New DTC toolkit   //   October 8, 2024

How Character tested the appetite for its DIY kits with Walmart before launching into the retailer’s stores

Character, a three-year-old home improvement startup, wants to reinvent the do-it-yourself industry. 

Specifically, the startup characterizes its approach as “do-it-with-me.” Character, which started out as a direct-to-consumer brand, sells tool sets as well as project-specific kits designed to help people with manual at-home tasks such as hanging a plant or installing a light fixture. Alongside these physical kits, Character also offers customers access to digital guides and videos demonstrating to customers how to install these objects and access to an SMS helpline seven days a week. 

Now, Character has unveiled its biggest wholesale deal to date. As of October 1, its faucet installation kit is rolling out to 1,200 Walmart stores nationwide. The kit is also available for sale through Walmart’s website. Character’s bet is that its kits can help retailers sell more faucets or picture frames; customers who are intimidated by home improvement projects might be more inclined to purchase if they see a kit promising to help them right next to the product. 

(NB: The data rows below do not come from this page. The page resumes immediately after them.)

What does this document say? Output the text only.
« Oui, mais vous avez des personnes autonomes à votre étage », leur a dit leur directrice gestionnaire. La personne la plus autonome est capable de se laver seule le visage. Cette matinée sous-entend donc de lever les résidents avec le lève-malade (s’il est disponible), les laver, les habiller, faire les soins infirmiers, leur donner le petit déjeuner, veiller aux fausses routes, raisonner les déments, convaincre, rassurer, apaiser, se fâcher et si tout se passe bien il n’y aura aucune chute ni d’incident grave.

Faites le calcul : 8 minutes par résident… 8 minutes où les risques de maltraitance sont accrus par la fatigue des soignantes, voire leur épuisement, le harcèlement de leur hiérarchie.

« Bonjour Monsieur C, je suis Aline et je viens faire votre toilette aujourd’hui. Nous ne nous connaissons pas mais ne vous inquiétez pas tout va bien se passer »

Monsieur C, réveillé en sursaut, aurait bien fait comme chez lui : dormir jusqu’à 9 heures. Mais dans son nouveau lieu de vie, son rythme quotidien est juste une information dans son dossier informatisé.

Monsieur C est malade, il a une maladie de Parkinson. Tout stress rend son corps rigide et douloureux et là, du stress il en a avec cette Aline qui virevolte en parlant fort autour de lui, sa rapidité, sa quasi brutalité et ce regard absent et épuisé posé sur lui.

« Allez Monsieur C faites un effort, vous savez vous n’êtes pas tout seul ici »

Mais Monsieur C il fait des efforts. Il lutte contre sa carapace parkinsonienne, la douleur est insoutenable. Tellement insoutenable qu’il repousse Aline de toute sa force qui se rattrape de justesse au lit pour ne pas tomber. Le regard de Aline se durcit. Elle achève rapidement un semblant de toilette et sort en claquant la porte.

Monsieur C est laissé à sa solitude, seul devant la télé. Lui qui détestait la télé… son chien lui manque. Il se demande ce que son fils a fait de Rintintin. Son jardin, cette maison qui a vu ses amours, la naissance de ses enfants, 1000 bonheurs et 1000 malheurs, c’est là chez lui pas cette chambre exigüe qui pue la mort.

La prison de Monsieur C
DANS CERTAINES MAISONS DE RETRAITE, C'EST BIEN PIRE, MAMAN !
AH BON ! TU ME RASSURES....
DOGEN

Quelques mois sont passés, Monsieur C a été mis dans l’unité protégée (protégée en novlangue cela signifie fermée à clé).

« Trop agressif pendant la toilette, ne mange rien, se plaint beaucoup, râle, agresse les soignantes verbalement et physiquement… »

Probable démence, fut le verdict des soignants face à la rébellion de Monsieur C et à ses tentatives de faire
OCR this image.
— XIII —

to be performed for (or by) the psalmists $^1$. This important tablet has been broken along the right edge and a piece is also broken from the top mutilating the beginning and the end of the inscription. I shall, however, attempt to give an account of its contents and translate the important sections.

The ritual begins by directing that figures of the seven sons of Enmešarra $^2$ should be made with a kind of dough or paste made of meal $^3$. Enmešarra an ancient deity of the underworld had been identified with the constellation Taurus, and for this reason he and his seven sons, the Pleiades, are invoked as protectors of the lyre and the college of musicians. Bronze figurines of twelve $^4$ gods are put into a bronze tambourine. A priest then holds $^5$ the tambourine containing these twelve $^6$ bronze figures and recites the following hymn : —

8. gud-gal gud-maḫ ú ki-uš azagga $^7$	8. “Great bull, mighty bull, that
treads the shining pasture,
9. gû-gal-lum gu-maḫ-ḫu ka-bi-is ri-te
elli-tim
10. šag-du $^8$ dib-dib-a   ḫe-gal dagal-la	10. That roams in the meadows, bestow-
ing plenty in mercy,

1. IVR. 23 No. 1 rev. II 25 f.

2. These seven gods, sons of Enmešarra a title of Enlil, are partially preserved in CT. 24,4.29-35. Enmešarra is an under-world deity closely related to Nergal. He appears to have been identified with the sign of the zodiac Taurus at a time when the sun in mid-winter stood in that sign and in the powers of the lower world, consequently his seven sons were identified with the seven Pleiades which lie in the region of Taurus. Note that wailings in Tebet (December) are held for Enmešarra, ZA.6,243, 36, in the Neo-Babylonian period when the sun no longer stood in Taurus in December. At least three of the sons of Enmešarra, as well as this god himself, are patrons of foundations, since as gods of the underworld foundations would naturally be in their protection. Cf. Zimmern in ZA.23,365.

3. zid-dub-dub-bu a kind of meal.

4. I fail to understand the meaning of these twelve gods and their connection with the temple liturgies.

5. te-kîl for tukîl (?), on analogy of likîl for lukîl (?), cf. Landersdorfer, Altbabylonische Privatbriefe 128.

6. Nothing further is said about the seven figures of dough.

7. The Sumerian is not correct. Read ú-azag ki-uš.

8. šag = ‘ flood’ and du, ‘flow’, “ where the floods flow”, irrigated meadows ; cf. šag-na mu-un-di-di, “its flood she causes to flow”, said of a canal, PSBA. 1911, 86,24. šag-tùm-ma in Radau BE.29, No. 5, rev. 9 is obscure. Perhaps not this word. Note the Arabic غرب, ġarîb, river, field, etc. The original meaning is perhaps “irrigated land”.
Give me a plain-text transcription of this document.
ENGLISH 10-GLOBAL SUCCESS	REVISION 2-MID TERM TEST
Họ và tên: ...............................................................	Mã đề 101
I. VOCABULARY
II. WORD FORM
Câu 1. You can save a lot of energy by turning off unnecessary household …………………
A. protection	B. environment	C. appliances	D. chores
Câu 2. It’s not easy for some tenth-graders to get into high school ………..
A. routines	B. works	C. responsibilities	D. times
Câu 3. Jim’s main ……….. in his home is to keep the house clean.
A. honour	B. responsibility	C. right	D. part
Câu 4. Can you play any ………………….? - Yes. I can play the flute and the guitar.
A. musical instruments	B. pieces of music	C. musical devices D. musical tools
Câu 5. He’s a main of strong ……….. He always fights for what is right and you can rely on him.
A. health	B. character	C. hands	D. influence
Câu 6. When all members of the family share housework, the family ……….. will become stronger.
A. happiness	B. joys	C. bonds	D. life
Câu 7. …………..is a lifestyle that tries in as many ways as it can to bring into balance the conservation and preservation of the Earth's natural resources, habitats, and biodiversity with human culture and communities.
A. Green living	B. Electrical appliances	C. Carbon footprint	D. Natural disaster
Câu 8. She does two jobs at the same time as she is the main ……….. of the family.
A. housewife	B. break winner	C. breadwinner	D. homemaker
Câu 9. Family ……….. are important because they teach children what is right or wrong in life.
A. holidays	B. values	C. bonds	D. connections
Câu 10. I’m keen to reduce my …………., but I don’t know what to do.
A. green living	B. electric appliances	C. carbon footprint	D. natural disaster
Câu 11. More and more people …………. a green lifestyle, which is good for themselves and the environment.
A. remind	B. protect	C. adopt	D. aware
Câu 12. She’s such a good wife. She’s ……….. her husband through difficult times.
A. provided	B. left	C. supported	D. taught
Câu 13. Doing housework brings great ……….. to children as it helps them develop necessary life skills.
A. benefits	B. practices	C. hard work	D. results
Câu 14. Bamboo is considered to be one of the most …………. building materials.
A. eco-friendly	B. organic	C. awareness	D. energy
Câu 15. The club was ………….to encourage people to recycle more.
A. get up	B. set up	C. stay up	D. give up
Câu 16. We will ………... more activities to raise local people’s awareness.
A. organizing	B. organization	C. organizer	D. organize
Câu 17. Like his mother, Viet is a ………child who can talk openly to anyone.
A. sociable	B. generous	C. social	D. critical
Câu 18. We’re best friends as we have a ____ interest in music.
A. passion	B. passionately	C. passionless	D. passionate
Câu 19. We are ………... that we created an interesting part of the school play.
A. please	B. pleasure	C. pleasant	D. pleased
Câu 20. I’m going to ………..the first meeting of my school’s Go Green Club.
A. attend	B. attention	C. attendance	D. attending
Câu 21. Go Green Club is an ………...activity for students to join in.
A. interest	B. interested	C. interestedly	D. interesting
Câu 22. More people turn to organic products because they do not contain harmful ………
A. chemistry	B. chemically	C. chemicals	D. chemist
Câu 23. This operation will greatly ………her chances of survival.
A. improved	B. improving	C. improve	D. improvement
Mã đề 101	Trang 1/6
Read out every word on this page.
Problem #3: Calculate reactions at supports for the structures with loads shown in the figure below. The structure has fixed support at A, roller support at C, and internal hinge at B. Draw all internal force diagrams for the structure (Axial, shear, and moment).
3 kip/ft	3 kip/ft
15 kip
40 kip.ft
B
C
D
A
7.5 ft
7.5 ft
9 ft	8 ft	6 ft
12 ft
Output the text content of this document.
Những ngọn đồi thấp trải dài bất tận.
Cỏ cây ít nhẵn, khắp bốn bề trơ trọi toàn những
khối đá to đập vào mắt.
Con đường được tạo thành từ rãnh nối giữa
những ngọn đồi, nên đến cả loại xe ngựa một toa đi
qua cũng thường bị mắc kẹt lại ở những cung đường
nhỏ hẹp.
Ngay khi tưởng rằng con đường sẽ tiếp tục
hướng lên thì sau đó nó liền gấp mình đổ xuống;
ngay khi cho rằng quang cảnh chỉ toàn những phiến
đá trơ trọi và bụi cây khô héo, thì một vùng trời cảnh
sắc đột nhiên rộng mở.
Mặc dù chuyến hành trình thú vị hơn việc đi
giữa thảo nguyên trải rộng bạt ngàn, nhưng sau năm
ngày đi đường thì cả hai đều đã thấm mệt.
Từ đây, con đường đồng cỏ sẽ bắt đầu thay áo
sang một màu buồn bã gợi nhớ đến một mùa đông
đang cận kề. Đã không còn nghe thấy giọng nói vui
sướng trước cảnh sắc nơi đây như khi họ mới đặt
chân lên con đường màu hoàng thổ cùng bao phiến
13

In total, Character’s products are now available in more than 1,450 stores, including in select Ace Hardware and Framebridge locations. Alex Onsager, CEO and co-founder of Character, said that one of the biggest challenges in convincing customers to buy products like light fixtures or faucets is “getting [them] over the hump of, well, how am I going to install this and how much is it going to cost?” Many retailers, including Walmart, now have partnerships with services like Angi or Task Rabbit, where customers can pay extra to have someone come and install something they bought through that retailer. But those services can still sometimes cost hundreds of dollars. 

That’s where Character comes in. Its faucet installation kit, for example, costs $24.98 and includes a basin wrench, plumber’s putty, seal tape, wet wipes and a drip pan for excess water. The kits are meant to appeal to someone who isn’t a DIY expert but wants to take a shot at installing something themselves — or doesn’t want to pay someone else to do it. 

Onsager said that the startup’s partnership with Walmart actually started out as an online pilot last fall. Character’s faucet install kit showed up as a recommended add-on when people were looking at buying a faucet on Walmart.com. 

“This was an experiment to see how many people buying a faucet would add our faucet kit, and it worked,” Onsager said. 

“Walmart helped us think about how to modify what had been just an online product.” For example, he said the buyer Character worked with gave him feedback on how the brand could improve its packaging for retail. 

To promote its availability in Walmart, Character will be investing in some tried-and-true tactics like running ads on Walmart.com, and partnering with DIY creators to promote the launch. 

Brad Jashinsky, director analyst at Gartner, said the home improvement and DIY space has now grown to accompany a variety of specialty and mass-market retailers. Home Depot and Lowe’s remain the most familiar faces in the space, but many people now buy home improvement tools from places like Walmart, Target, Amazon and Ikea or flock to specialty retailers like Sherwin-Williams.

Jashinsky said the digitization of the DIY space “started, like many things, in just culture and marketing in general.” Then, he said, “Brands started to kind of latch onto it.” Shows like “This Old House” and networks like HGTV drove more interest in home improvement content. On social media, “we see many consumers turning to YouTube when they’re looking for DIY help and kind of how-to guides,” Jashinsky said. 

Brands, in turn, started to make this content a part of their marketing strategy. Back in 2019, Lowe’s was publishing at least two videos a week to its YouTube channel, much of it centered around DY content.

But what makes Character a little bit different is that it is baking this content into the actual products that people buy. Installing a faucet, for example, “is the kind of project that, if you’re doing it for the first time, you often get stuck.” Even if someone doesn’t use the SMS helpline that Character has set up, “knowing that it’s there, you know, gives you some confidence that you’re going to be able to finish the project,” Onsager said. 

The how-to content has evolved as Character has grown; as part of the Walmart rollout, Character filmed a greater variety of videos showing customers how to install different types of faucets. 

It all feeds back to the company’s overall goal. It believes that its kits can help retailers — and even faucet makers or frame stores — sell more products. And it hopes to prove thatwith more partnerships, starting with the Walmart deal. 

“We expect to be helping hundreds of people a week install faucets, just from Walmart, and there’s so much we’re going to learn from that,” Onsager said.